I ended up going out for dinner last night because my husband got home really late and there wasn’t time to cook dinner. I only went 100 calories over my goal, so it wasn’t too bad. Restaurant portions are always twice what you need so I try to stop eating about halfway through a meal and dispose of the rest. I prefer to have extremely healthy food throughout the day instead of leftovers and since my husband doesn’t like the kind of food I ordered, he wasn’t going to eat the remainder either. Sometimes you just have to throw food away or you end up eating too much and risk gaining weight in the long run. I’m not going to weigh myself until tomorrow to allow this takeaway food to process and pass through me (even though I didn’t eat a lot I tend to weigh a pound or two more after I eat at a restaurant).

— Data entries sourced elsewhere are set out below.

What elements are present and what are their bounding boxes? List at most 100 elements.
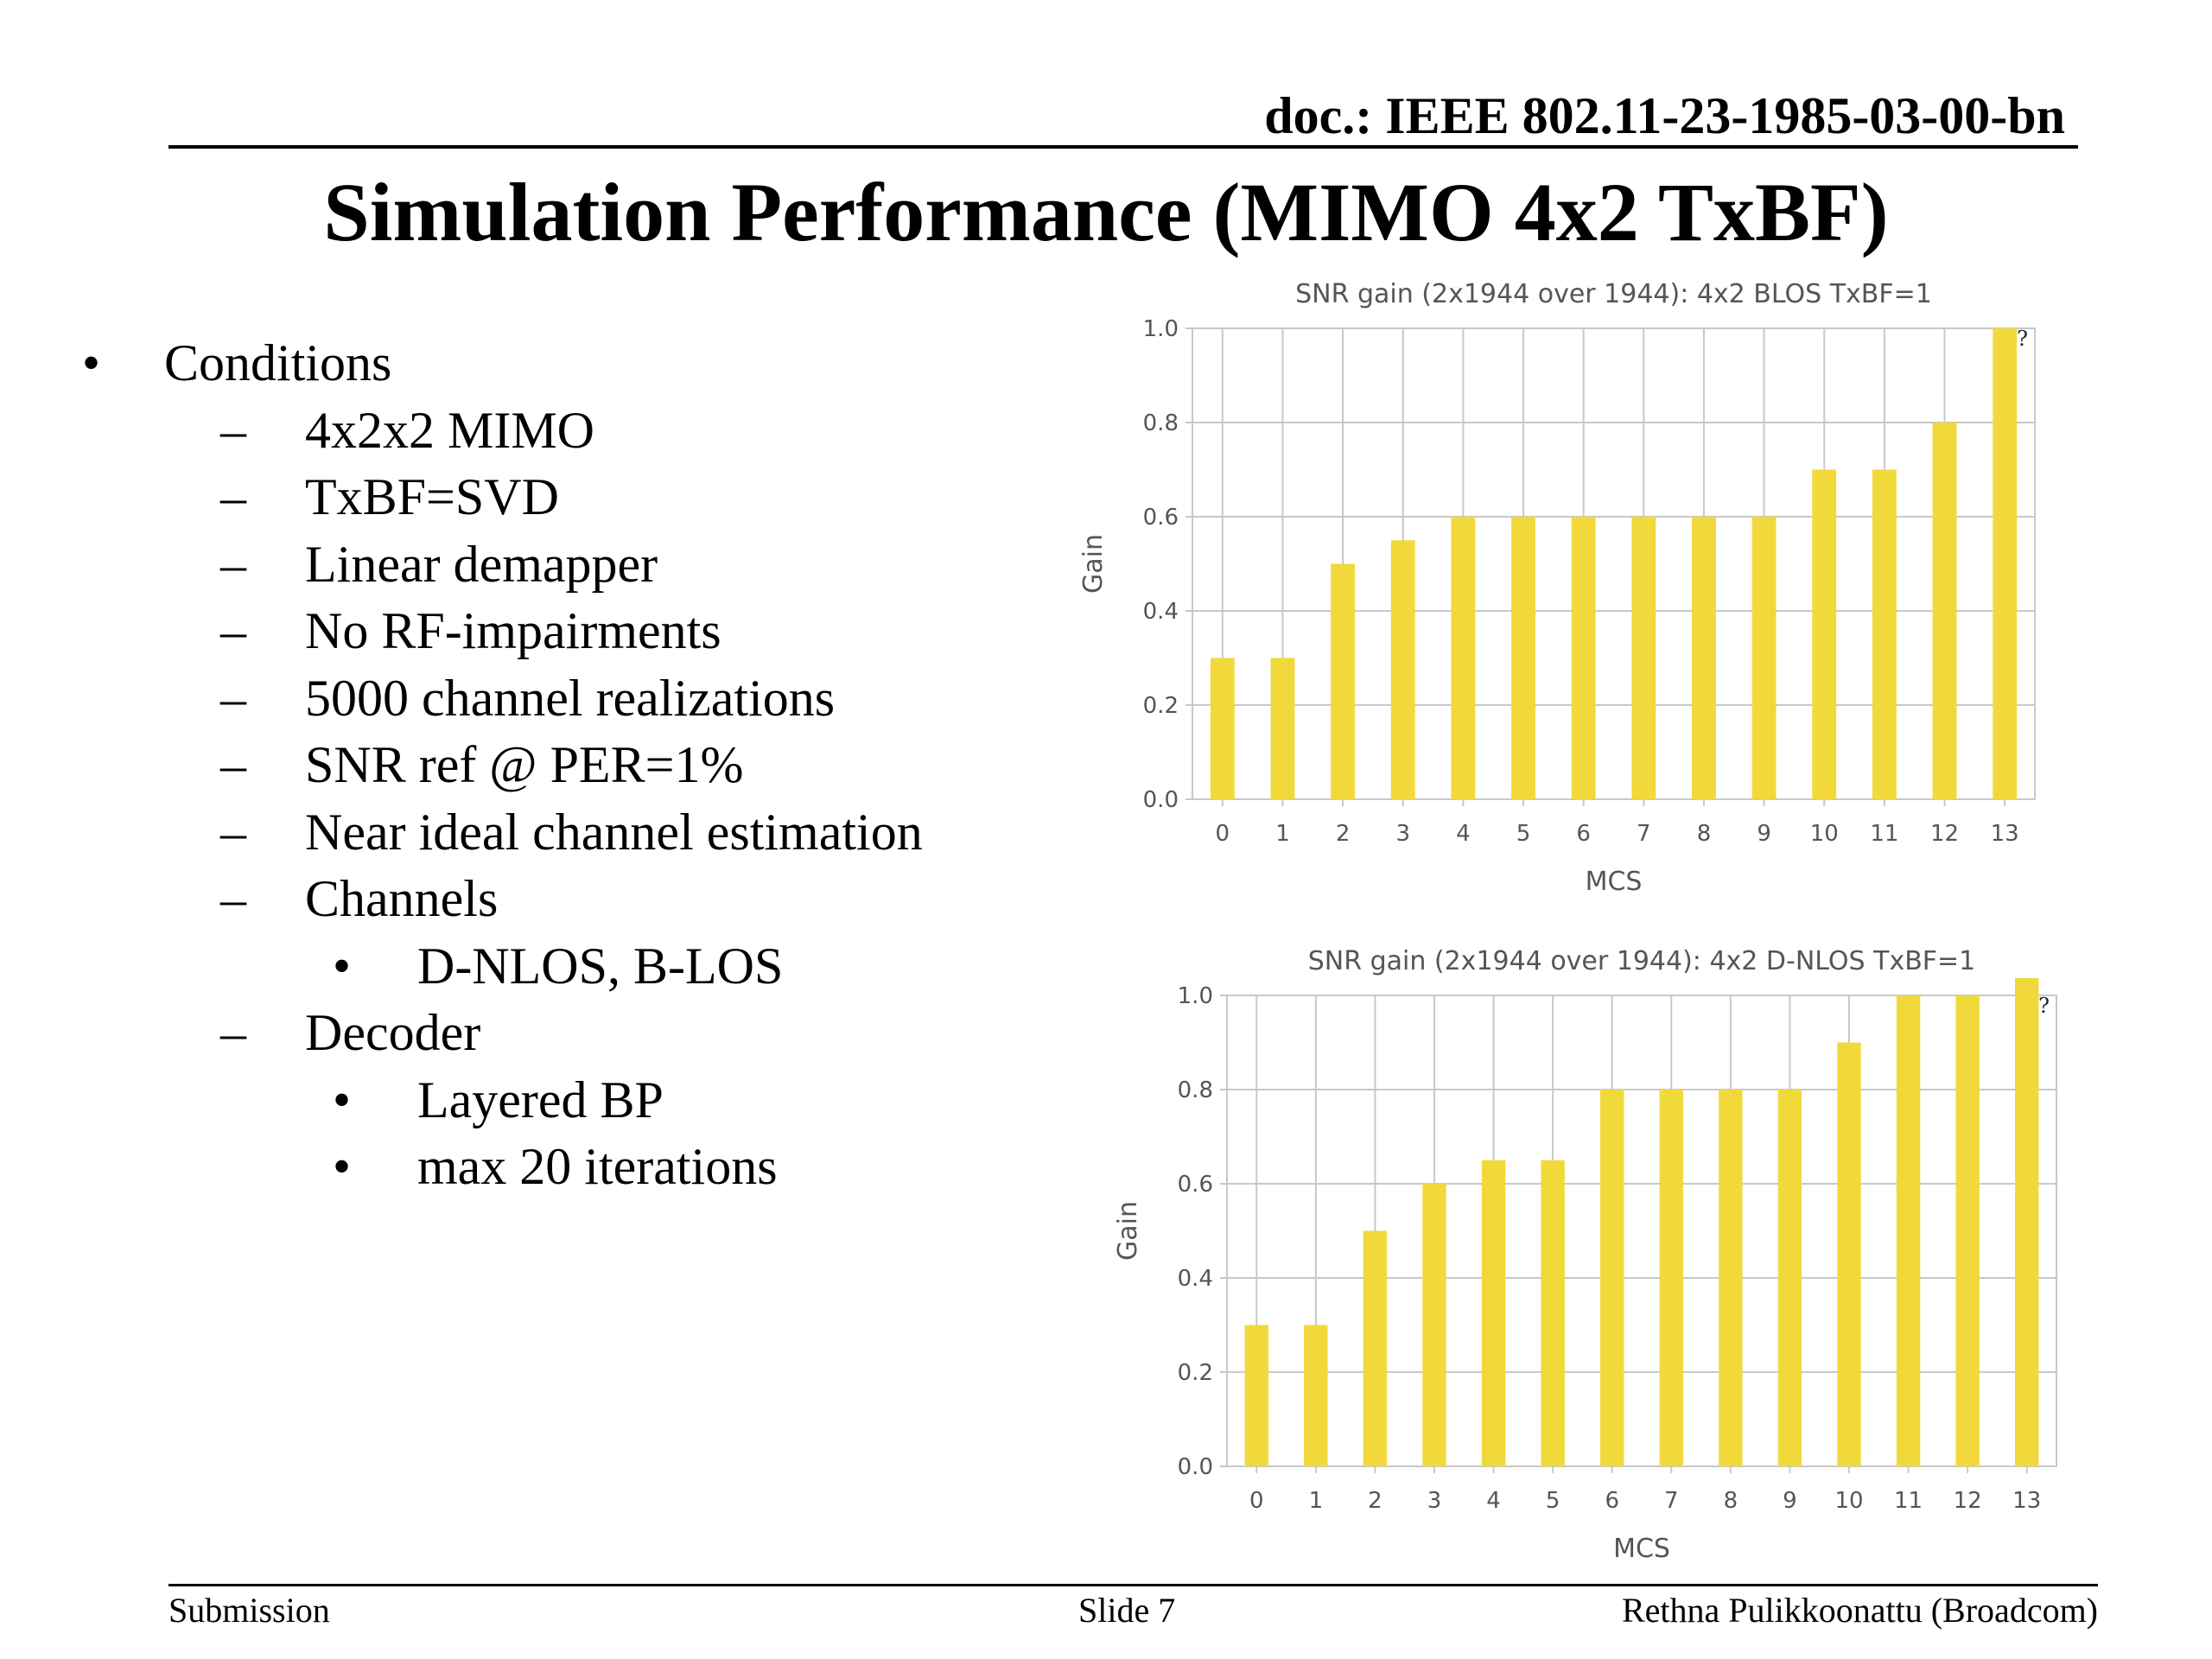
bar-mcs-9[interactable] <box>1777 1090 1802 1466</box>
bar-mcs-9[interactable] <box>1751 517 1777 799</box>
bar-mcs-1[interactable] <box>1304 1325 1328 1467</box>
slide-title: Simulation Performance (MIMO 4x2 TxBF) <box>323 166 1889 258</box>
footer-slide-number: Slide 7 <box>1078 1591 1176 1630</box>
bar-mcs-1[interactable] <box>1270 658 1295 800</box>
x-tick-label: 12 <box>1954 1488 1982 1514</box>
y-tick-label: 1.0 <box>1143 316 1179 342</box>
bar-mcs-11[interactable] <box>1872 469 1897 800</box>
condition-txbf: TxBF=SVD <box>305 468 559 525</box>
bar-mcs-12[interactable] <box>1955 995 1980 1466</box>
bar-mcs-7[interactable] <box>1659 1090 1683 1466</box>
bar-mcs-13[interactable] <box>1993 328 2018 799</box>
y-axis-label: Gain <box>1078 534 1109 594</box>
y-tick-label: 0.0 <box>1178 1454 1213 1480</box>
bar-mcs-3[interactable] <box>1422 1184 1446 1466</box>
x-tick-label: 1 <box>1275 821 1290 847</box>
bar-mcs-11[interactable] <box>1896 995 1921 1466</box>
x-tick-label: 10 <box>1810 821 1839 847</box>
bar-mcs-0[interactable] <box>1210 658 1235 800</box>
bar-mcs-8[interactable] <box>1719 1090 1743 1466</box>
y-tick-label: 0.2 <box>1143 693 1179 719</box>
x-tick-label: 13 <box>1991 821 2019 847</box>
condition-iterations: max 20 iterations <box>417 1138 778 1195</box>
x-tick-label: 8 <box>1697 821 1712 847</box>
x-tick-label: 11 <box>1870 821 1898 847</box>
condition-rf: No RF-impairments <box>305 602 721 659</box>
condition-mimo: 4x2x2 MIMO <box>305 401 595 459</box>
x-tick-label: 1 <box>1309 1488 1324 1514</box>
y-tick-label: 0.4 <box>1143 599 1179 625</box>
condition-channels: Channels <box>305 870 499 927</box>
chart-title: SNR gain (2x1944 over 1944): 4x2 D-NLOS … <box>1308 946 1976 976</box>
y-tick-label: 0.4 <box>1178 1266 1213 1292</box>
bullet: • <box>82 334 101 391</box>
bar-mcs-2[interactable] <box>1331 563 1356 800</box>
x-tick-label: 7 <box>1664 1488 1679 1514</box>
footer-submission: Submission <box>168 1591 330 1630</box>
x-tick-label: 10 <box>1834 1488 1863 1514</box>
x-tick-label: 5 <box>1516 821 1531 847</box>
bar-mcs-3[interactable] <box>1390 540 1415 799</box>
chart-blos: SNR gain (2x1944 over 1944): 4x2 BLOS Tx… <box>1076 259 2052 907</box>
condition-decoder-type: Layered BP <box>417 1071 664 1128</box>
dash: – <box>220 736 246 793</box>
x-tick-label: 0 <box>1216 821 1230 847</box>
x-tick-label: 6 <box>1576 821 1591 847</box>
x-tick-label: 9 <box>1757 821 1771 847</box>
x-tick-label: 12 <box>1930 821 1959 847</box>
y-tick-label: 0.8 <box>1143 410 1179 436</box>
chart-help-mark[interactable]: ? <box>2038 994 2050 1018</box>
bar-mcs-5[interactable] <box>1541 1160 1565 1466</box>
bar-mcs-10[interactable] <box>1837 1042 1861 1467</box>
chart-svg: SNR gain (2x1944 over 1944): 4x2 BLOS Tx… <box>1078 279 2036 897</box>
y-tick-label: 0.8 <box>1178 1077 1213 1103</box>
conditions-heading: Conditions <box>164 334 392 391</box>
condition-demapper: Linear demapper <box>305 535 658 593</box>
chart-help-mark[interactable]: ? <box>2017 327 2028 351</box>
header-rule <box>168 145 2078 149</box>
bullet: • <box>333 1138 352 1195</box>
y-tick-label: 1.0 <box>1178 983 1213 1009</box>
x-tick-label: 11 <box>1894 1488 1923 1514</box>
dash: – <box>220 535 246 593</box>
x-tick-label: 2 <box>1336 821 1351 847</box>
bullet: • <box>333 1071 352 1128</box>
x-tick-label: 2 <box>1368 1488 1382 1514</box>
x-tick-label: 3 <box>1427 1488 1442 1514</box>
x-tick-label: 5 <box>1546 1488 1560 1514</box>
bar-mcs-8[interactable] <box>1692 517 1716 799</box>
bar-mcs-12[interactable] <box>1932 423 1957 799</box>
y-axis-label: Gain <box>1113 1201 1143 1261</box>
bar-mcs-0[interactable] <box>1244 1325 1268 1467</box>
bar-mcs-2[interactable] <box>1363 1230 1388 1467</box>
x-tick-label: 6 <box>1605 1488 1619 1514</box>
bar-mcs-5[interactable] <box>1511 517 1535 799</box>
bar-mcs-10[interactable] <box>1812 469 1837 800</box>
dash: – <box>220 669 246 727</box>
x-tick-label: 13 <box>2012 1488 2041 1514</box>
dash: – <box>220 870 246 927</box>
dash: – <box>220 468 246 525</box>
condition-decoder: Decoder <box>305 1004 481 1061</box>
chart-svg: SNR gain (2x1944 over 1944): 4x2 D-NLOS … <box>1113 946 2057 1564</box>
condition-realizations: 5000 channel realizations <box>305 669 836 727</box>
bullet: • <box>333 937 352 995</box>
condition-snr-ref: SNR ref @ PER=1% <box>305 736 744 793</box>
dash: – <box>220 803 246 861</box>
x-tick-label: 9 <box>1783 1488 1797 1514</box>
x-tick-label: 4 <box>1456 821 1471 847</box>
dash: – <box>220 602 246 659</box>
x-axis-label: MCS <box>1586 867 1643 897</box>
y-tick-label: 0.2 <box>1178 1360 1213 1386</box>
x-tick-label: 7 <box>1637 821 1651 847</box>
x-tick-label: 8 <box>1724 1488 1738 1514</box>
bar-mcs-4[interactable] <box>1481 1160 1506 1466</box>
bar-mcs-6[interactable] <box>1571 517 1596 799</box>
x-axis-label: MCS <box>1613 1534 1670 1564</box>
chart-dnlos: SNR gain (2x1944 over 1944): 4x2 D-NLOS … <box>1110 935 2087 1583</box>
y-tick-label: 0.0 <box>1143 787 1179 813</box>
bar-mcs-4[interactable] <box>1451 517 1476 799</box>
bar-mcs-6[interactable] <box>1600 1090 1624 1466</box>
bar-mcs-7[interactable] <box>1631 517 1656 799</box>
bar-mcs-13[interactable] <box>2015 978 2039 1466</box>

My sugar cravings are under control. The longer I go without it, the less powerful the cravings and I don’t keep anything sweet in the house so there’s nothing to tempt me. The first few days I had a lot of cravings, but it’s getting better by the day. I only try to have ultra-processed food at dinner time if I have it at all and eat clean, healthy food during the daytime. Usually I have high protein yogurt and organic chia seeds for breakfast and then organic fruit and veggies and two hard boiled eggs (pasture raised) for lunch. I do not snack in between meals. The yogurt does have a little bit of added sugars in the ingredients but not much. It doesn’t taste like a dessert like Yoplait yogurt does and does not trigger an urge to have more than the recommended portion.

Day 5 no sugar

Day 5 limited ultra-processed food

Day 5 painting or drawing every day

Day 1 cooking at home every night for the next two weeks

Drawing Prompt Goals for September

September 19: Angel, September 20th: Spiders, September 21st: Fire, September 23rd: Dagger, September 24th: Sparkle, September 25th: Frost, September 26th: Drip, September 27th: Toad, September 28th: Demon, September 29th: Chains, September 30th: Beast

Framed and ready for the gallery.
My snake plant in bloom. When those suckers fall off they make a hell of a mess.
A slow but successful 5 miles.
Day 5. I found this dress at a thrift shop.